La raison pour laquelle aucune suite n’a été donnée à cette intervention d’un ergonome sur le poste de travail de l’assurée importe peu. Néanmoins, l’explication de la société sur ce point est convaincante. De fait, il convient de relever qu’à cette date l’assurée était en arrêt de travail depuis le 1er juillet 2010 et n’a jamais repris le travail ensuite jusqu’à son licenciement en 2017. Un aménagement immédiat du poste était sans objet. De plus, il est faux de prétendre que la société n’a donné aucune suite à la demande du SAMETH puisque la demande d’étude ergonomique de cet organisme, qui avait été saisi le 1er septembre 2010 par la MDPH, elle-même sollicitée par l’assurée afin d’étudier les possibilités de la maintenir dans l’entreprise, a été formée le 7 octobre 2010, et la société y a répondu favorablement le 11 octobre 2010 (pièce n° 26 de la société). L’ensemble de cette procédure d’étude de poste est en tout état de cause postérieure à l’arrêt de travail qui n’a cessé qu’avec le licenciement de l’intéressée en 2017, et même antérieure à la date de déclaration de la maladie professionnelle au titre de l’épaule droite et ne concernait, de toute évidence, que les deux pathologies des mains droite et gauche, de sorte que cette procédure d’étude ergonomique ne peut pas établir une information de la société sur la pathologie de l’épaule droite et dont elle n’aurait pas tenue compte en maintenant sa salariée à un poste de travail l’exposant à un risque après octobre 2010.
Il ne ressort d’aucune des 18 fiches de visites établies par le médecin du travail entre le 1er mars 1993 et le 11 juin 2009 la moindre réserve ou recommandation, chaque fiche indiquant « Apte » (pièces n° 24 de la société).
Enfin, la lettre du médecin du travail à la société dont se prévaut l’assurée n’est pas susceptible de rapporter la preuve d’une conscience nécessaire du danger par l’employeur avant le 1er juillet 2010 dès lors qu’elle a été rédigée le 25 octobre 2014 (pièce n° 9 de l’assurée).
Il ressort de l’ensemble de ces éléments de fait que la société ne connaissait que les deux pathologies touchant les mains de sa salariée avant le 1er juillet 2010 et n’avait jamais été alertée sur l’existence d’un risque pour l’épaule droite de cette dernière du fait d’une machine non-conforme ou défectueuse.

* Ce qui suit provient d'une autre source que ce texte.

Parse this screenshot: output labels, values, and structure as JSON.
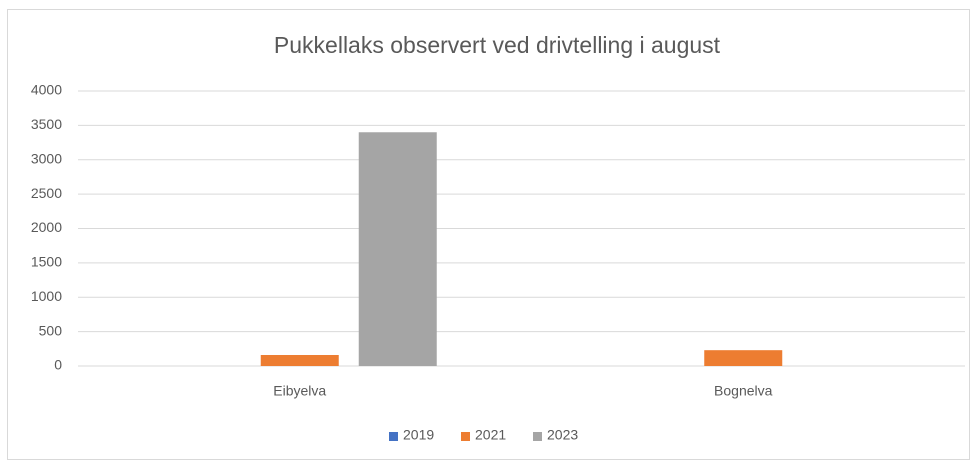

Plus particulièrement, il ne résulte pas des productions l’existence d’un signalement qui aurait été fait à la société préalablement à la constatation médicale de la maladie, même au 1er juillet 2010, par la victime elle-même, le SAMETH, le médecin du travail ou tout autre salarié de l’entreprise.
Dans ces conditions, l’assurée ne prouve pas au cas d’espèce le manquement à l’obligation de sécurité par la société qu’elle articule, ni l’existence d’un risque à l’occasion de l’exercice des fonctions qu’elle assurait, participant à l’apparition de la maladie, dont la société aurait eu connaissance ou dû avoir conscience. Elle n’établit donc pas un quelconque manquement de son employeur à son obligation de sécurité participant à l’apparition de sa maladie.
L’assurée sera en conséquence déboutée de sa demande en reconnaissance de la faute inexcusable de l’employeur à l’origine de sa maladie professionnelle constatée médicalement le 1er juillet 2010 et de ses demandes subséquentes.
Il n’apparaît pas inéquitable de laisser à la société la charge des frais irrépétibles qu’elle a exposés dans le cadre de ce litige.
L’assurée, qui succombe en son appel, sera condamnée aux dépens.
PAR CES MOTIFS
LA COUR,
RAPPELLE que le jugement déféré a été annulé ;
Statuant à nouveau,
DÉBOUTE [W] [N] de l’ensemble de ses demandes ;
DÉBOUTE [W] [N] de sa demande formée au titre de l’article 700 du code de procédure civile ;
DÉBOUTE la S.A.S. [7] de sa demande formée au titre de l’article 700 du code de procédure civile ;
CONDAMNE [W] [N] aux dépens d’appel.